Book Review: Guests of the Sheik: An Ethnography of an Iraqi Village


In the 1950's, American writer Elizabeth Warnock Fernea spent the first two years of her marriage to fellow-American Bob Fernea, an anthropologist, in El Nahra, a small village in Southern Iraq as guests of the Shiek of the tribe. This book is a personal narrative about life behind a veil in a community unaccustomed to Western women.

When Fernea arrived in El Nahra, both she and her husband agreed that she would have to don the abaya (long black cloak traditionally worn by Arabic women) if she wanted to make inroads to the community of tribal women and learn more about their ways and customs.

At first, the tribal women wasted no time in making her feel like the awkward outsider. They would laugh at her attempts to speak Arabic, her bread-making abilities and the fact that she was wearing no gold. Later, these were the very same things that made them pity her. They presumed she must have been poor not to have gold and they were perplexed that her husband (whom they called Mr. Bob) would take her so many 1000's of miles away from her family. Because to the tribal women, family and tribe means everything, they presumed he must be a cruel man to have done such a thing. To add to that, she was too thin in their eyes, wore her hair too short and didn't have a child. They wouldn't have traded even one day of their lives for hers! To top it all, she didn't seem to know how to cook an Arabic staple---rice! Out of pity some of the women from the Sheikh's harem volunteered to teach this poor, rather daft American lady, how to cook "properly" and slowly a friendship between her and the other women, started to blossom.

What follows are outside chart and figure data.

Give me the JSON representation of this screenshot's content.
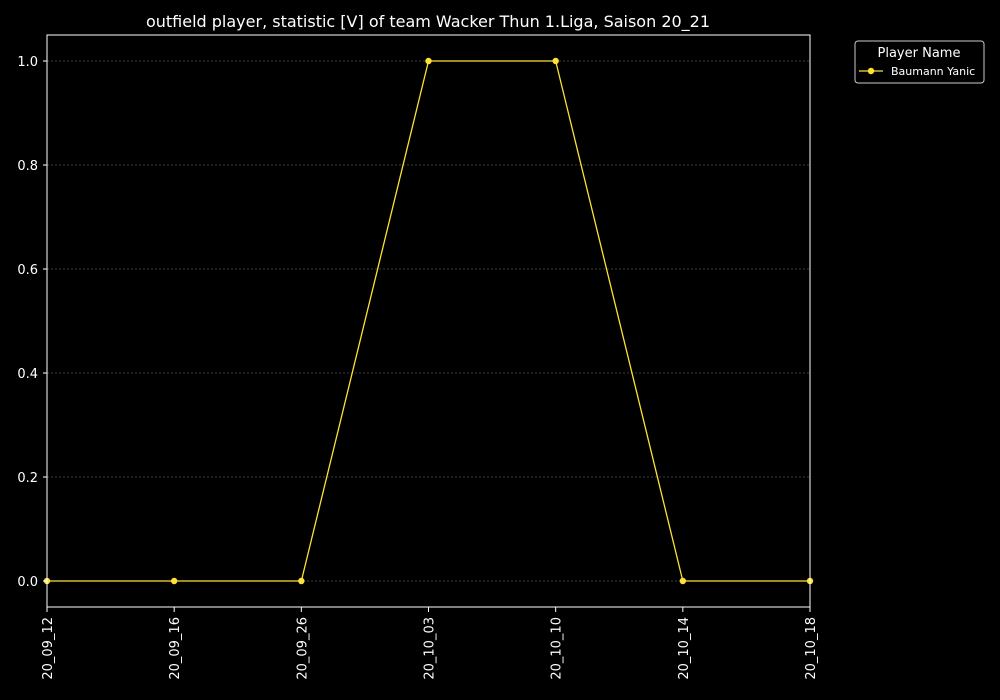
{
  "chart_data": {
    "type": "line",
    "title": "outfield player, statistic [V] of team Wacker Thun 1.Liga, Saison 20_21",
    "xlabel": "",
    "ylabel": "",
    "categories": [
      "20_09_12",
      "20_09_16",
      "20_09_26",
      "20_10_03",
      "20_10_10",
      "20_10_14",
      "20_10_18"
    ],
    "series": [
      {
        "name": "Baumann Yanic",
        "values": [
          0,
          0,
          0,
          1,
          1,
          0,
          0
        ]
      }
    ],
    "ylim": [
      -0.05,
      1.05
    ],
    "yticks": [
      "0.0",
      "0.2",
      "0.4",
      "0.6",
      "0.8",
      "1.0"
    ],
    "ytick_values": [
      0,
      0.2,
      0.4,
      0.6,
      0.8,
      1.0
    ],
    "grid": "horizontal dotted",
    "legend": {
      "title": "Player Name",
      "placement": "outside-top-right"
    },
    "colors": {
      "background": "#000000",
      "axes": "#ffffff",
      "series": "#ffe135",
      "grid": "#777777"
    }
  }
}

Soon they were having her over to tea and confiding to her all their trials and tribulations. For instance, she learned that tribe loyalty and affiliation was so strong that women only married their cousins, preferrably from their father's side. If they couldn't find an eligible cousin, they would stay single but never could they marry someone from a different tribe. Many such unmarried girls would then devote themselves to their studies and become Mullahs (teachers of the faith). She learned early that there was no social communication between the sexes and that the women's actions are strictly dictated and curtailed, ostensibly for their protection and honor. She learned also that if a woman was seen in the company of a man who wasn't closely related to her, she would bring dishonor on her family and it was then incumbent upon her father to kill her, thus restoring the family's honor.

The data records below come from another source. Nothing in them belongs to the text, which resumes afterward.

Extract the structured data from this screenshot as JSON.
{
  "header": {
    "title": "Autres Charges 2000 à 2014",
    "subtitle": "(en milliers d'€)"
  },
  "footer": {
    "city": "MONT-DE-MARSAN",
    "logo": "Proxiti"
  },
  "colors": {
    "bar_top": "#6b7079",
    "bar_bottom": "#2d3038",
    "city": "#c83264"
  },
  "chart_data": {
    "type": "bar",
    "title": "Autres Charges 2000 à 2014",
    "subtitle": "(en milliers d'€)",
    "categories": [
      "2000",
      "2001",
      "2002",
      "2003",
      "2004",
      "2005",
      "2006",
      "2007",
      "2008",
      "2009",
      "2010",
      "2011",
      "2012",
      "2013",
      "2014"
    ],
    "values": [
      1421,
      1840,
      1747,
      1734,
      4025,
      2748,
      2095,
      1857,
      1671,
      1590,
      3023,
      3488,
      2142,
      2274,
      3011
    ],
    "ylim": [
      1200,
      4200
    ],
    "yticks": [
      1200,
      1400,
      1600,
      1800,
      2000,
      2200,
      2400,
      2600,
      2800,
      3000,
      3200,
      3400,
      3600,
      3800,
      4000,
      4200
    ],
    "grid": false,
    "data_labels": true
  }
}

She also visited, with the women of the harem, local weddings, feasts, krayas (sixteenth century Shiite religious rituals, presided over by a female mullah) and taaziyas (mourning ceremony during Moharram where young men in procession flagellate themselves with chains bound together in bunches to mourn over the death of the prophet). Her vivid, detailed descriptions of all of these functions are a delight to read and a wonderful social/cultural commentary of Iraq in the '50's. I must say here, although this book describes Iraq in the '50's, I think a lot of the issues the author touches on, like honor killings, polygamy, segregation of the sexes, education only for boys etc., are definitely relevant in some Middle-Eastern societies even today.

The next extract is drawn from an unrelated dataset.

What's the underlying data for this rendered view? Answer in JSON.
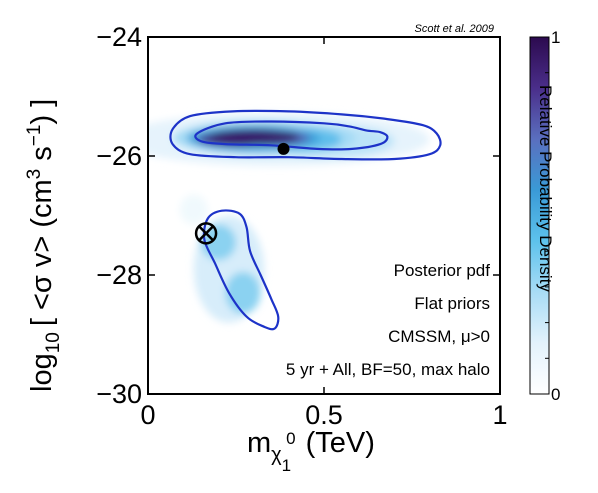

I think the author does well to show her readers that although the Iraqi tribal women may lead lives that are so different from what we may ever want for ourselves or our daughters, most of them are completely happy and satisfied with their lot. In other words, she is quite effective in dispelling the myth that women who wear the abaya must be weak and passive. From having spent years in the Middle East, I know that many Arab women regard the veil as a garment that protects and provides anonymity rather than one that hinders and robs them of equal rights. Best of all, the author has shown us that no matter the cultural differences between people, each one of us wants the same things in the end---to be happy, to be well, to do good, to have good friends and so on.

This book should definitely be on the shelves of every high school and university library because it's a wonderful study of Iraqi society in the '50's.